2. Every day, review each item sitting in the household inbox.
3. Decide what to do with each piece of paper the first time you handle it.
4. I keep calendars, schedules, and phone lists in clear page protectors in my control journal.
Here are some examples:
Flyer about mountain property goes in the trash
Handout about a field trip for Cooper goes in @cooper
Orchestra schedule for Riley gets hole punched and put in my control binder behind “schedules”
Flyer about music lessons that has a website I want to check out goes in @computer
Application for passports goes in @paperwork
Printout from a website for a project I want to make goes in @home…

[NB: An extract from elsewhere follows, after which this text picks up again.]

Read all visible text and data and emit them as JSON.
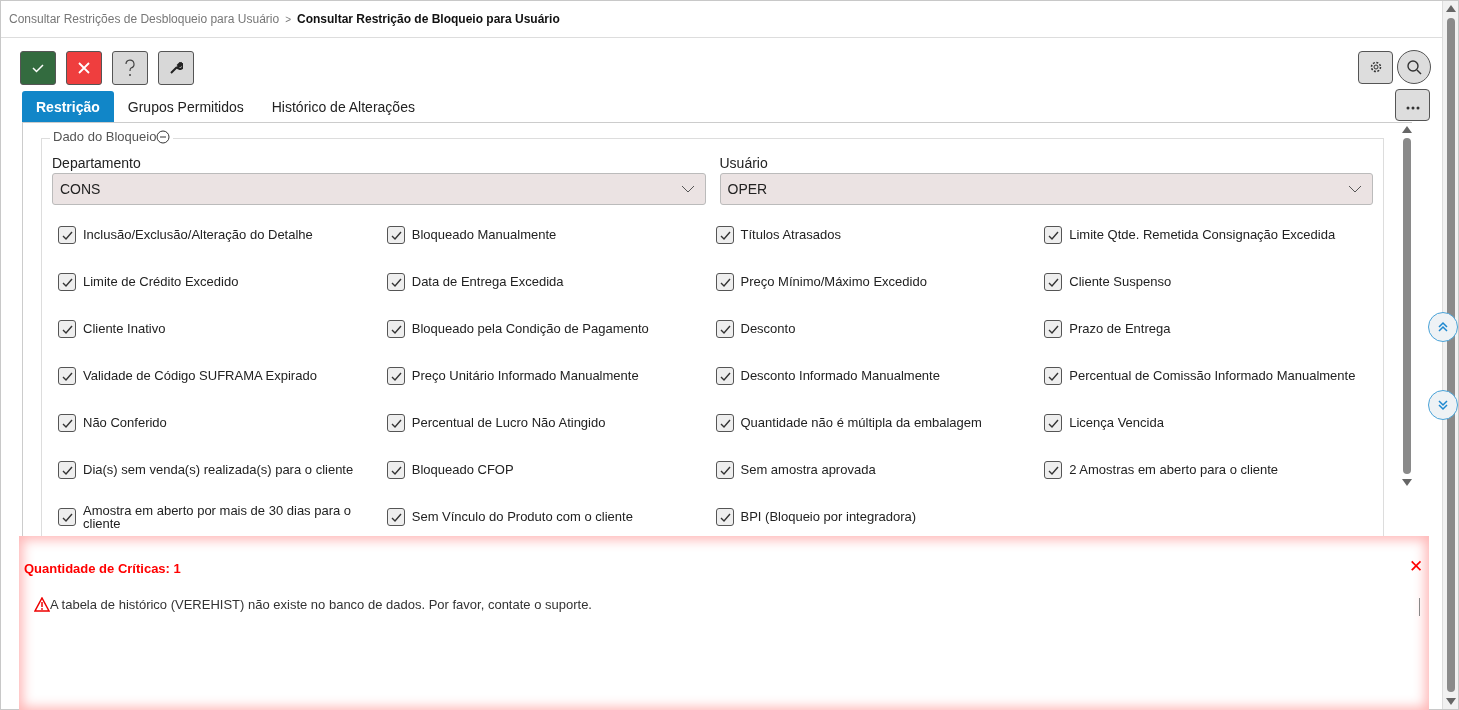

401k statement goes in my “to file” folder in my classic files
Program from an orchestra concert goes in “keepsakes”
I keep my action file in my bag that I take with me when I run errands, that has my planner and my control journal journal in it. I love the portability. Every Sunday I go through my action file, decide what needs to be done this week, fill out paperwork, mail bills, and write down in my planner what needs to be acted on. Then I file all of the paperwork in my “to file” folders. Otherwise, I would have piles and piles of paper on my desk, and tons of things I would forget to do.